This is just a short blog highlighting some of the budget impact on TSD with the recent legislative session:
1.Broadens scope of capital fund money. ESHB 2140 allows districts to use capital funds for “infrastructure improvement and preventative maintenance.” Districts generally pay for a lot of building maintenance from the general fund. This change could be used to move some of those maintenance costs from the general fund to the capital fund, thereby leaving general funds available for other items. Of course, an argument could be made that this practice is beyond the scope of what taxpayers approved. With TSD needing to pass a levy in 2020, it will be interesting to see how this is handled by TSD.
2.Increases ability to collect voter approved levy funds. As noted in prior blogs, the McCleary fix limited TSD to collecting $1.50 per $1000 assessed property value, regardless of what the voters approved. SB 5313 allows districts to collect up to $2.50 per $1000 assessed value. The levy must be(or have been) approved by the citizens. TSD voters have approved a levy through the 2020 school year so it can collect the additional funds starting in 2020(no additional money will come in during 2019). TSD should receive somewhere around $3 million in early 2020, and another $3 million in late 2020. This is the most impactful change from the 2019 session.
3. SPED funding.

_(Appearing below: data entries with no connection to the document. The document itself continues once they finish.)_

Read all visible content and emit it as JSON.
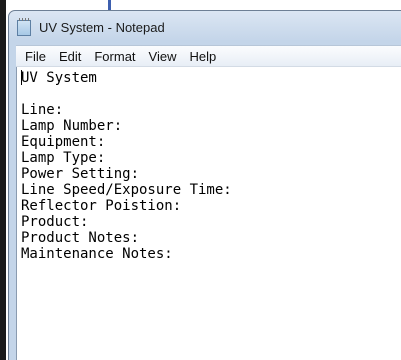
{
  "window": {
    "title": "UV System - Notepad",
    "icon": "notepad-icon"
  },
  "menu": {
    "items": [
      "File",
      "Edit",
      "Format",
      "View",
      "Help"
    ]
  },
  "editor": {
    "lines": [
      "UV System",
      "",
      "Line:",
      "Lamp Number:",
      "Equipment:",
      "Lamp Type:",
      "Power Setting:",
      "Line Speed/Exposure Time:",
      "Reflector Poistion:",
      "Product:",
      "Product Notes:",
      "Maintenance Notes:"
    ]
  }
}
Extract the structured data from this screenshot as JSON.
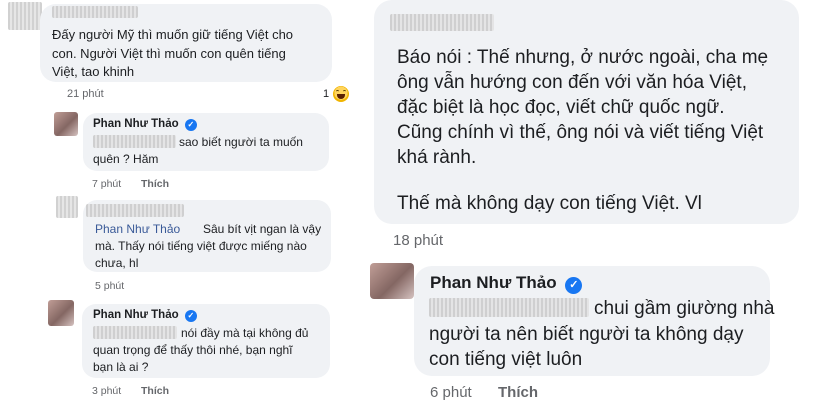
{
  "left": {
    "c1": {
      "text_lines": [
        "Đấy người Mỹ thì muốn giữ tiếng Việt cho",
        "con. Người Việt thì muốn con quên tiếng",
        "Việt, tao khinh"
      ],
      "time": "21 phút",
      "reaction_count": "1",
      "reaction_icon": "haha-emoji-icon"
    },
    "c2": {
      "author": "Phan Như Thảo",
      "text_lines": [
        "sao biết người ta muốn",
        "quên ? Hăm"
      ],
      "time": "7 phút",
      "like": "Thích"
    },
    "c3": {
      "author": "Phan Như Thảo",
      "text_lines": [
        "Sâu bít vịt ngan là vậy",
        "mà. Thấy nói tiếng việt được miếng nào",
        "chưa, hl"
      ],
      "time": "5 phút"
    },
    "c4": {
      "author": "Phan Như Thảo",
      "text_lines": [
        "nói đầy mà tại không đủ",
        "quan trọng để thấy thôi nhé, bạn nghĩ",
        "bạn là ai ?"
      ],
      "time": "3 phút",
      "like": "Thích"
    }
  },
  "right": {
    "c1": {
      "text_lines": [
        "Báo nói : Thế nhưng, ở nước ngoài, cha mẹ",
        "ông vẫn hướng con đến với văn hóa Việt,",
        "đặc biệt là học đọc, viết chữ quốc ngữ.",
        "Cũng chính vì thế, ông nói và viết tiếng Việt",
        "khá rành.",
        "",
        "Thế mà không dạy con tiếng Việt. Vl"
      ],
      "time": "18 phút"
    },
    "c2": {
      "author": "Phan Như Thảo",
      "text_lines": [
        "chui gầm giường nhà",
        "người ta nên biết người ta không dạy",
        "con tiếng việt luôn"
      ],
      "time": "6 phút",
      "like": "Thích"
    }
  },
  "colors": {
    "bubble": "#f0f2f5",
    "meta": "#65676b",
    "verified": "#1877f2",
    "name_blue": "#3a5a98"
  }
}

The legislature acknowledge a shortfall in the SPED(Special Ed) funding and reworked the allocation formula. TSD will receive around $275,000 more than previously projected.
4.Hold Harmless. This was the most disappointing result for TSD. Hold Harmless provisions essentially corrected some inadequacies based upon funding in prior years. The legislature set aside about $50 million dollars to be distributed statewide to address some unintended consequences. The formula is pretty complicated, and calculated by OSPI. According to OSPI, TSD will get about $284K from the hold harmless funds. While the $284K will help, the original projections by legislative staff indicated TSD might get somewhere around $2.2 million. TSD was extremely disappointed, and surprised, that it is only receiving $284K. Notably, Olympia’s portion will be $3.4 million and North Thurston’s will be $2.8 million.
The legislative session provided some relief. However, with a budget that exceeds $80 million, the relief was much less than desired by TSD. After 3 to 4 years of surpluses where TSD bulked up the savings between $1-2 million a year, TSD has already taken about $4.5 million from its savings account to cover the 2018/19 shortfall. From the tenor at the most recent board meeting, there was no indication that the additional funds “solved” the budget issues continuously expressed by TSD. I get the impression that TSD is hoping to limit raiding the savings too much more this year(maybe $1-2 million or so) and get closer to break even during the 2019/20 school year.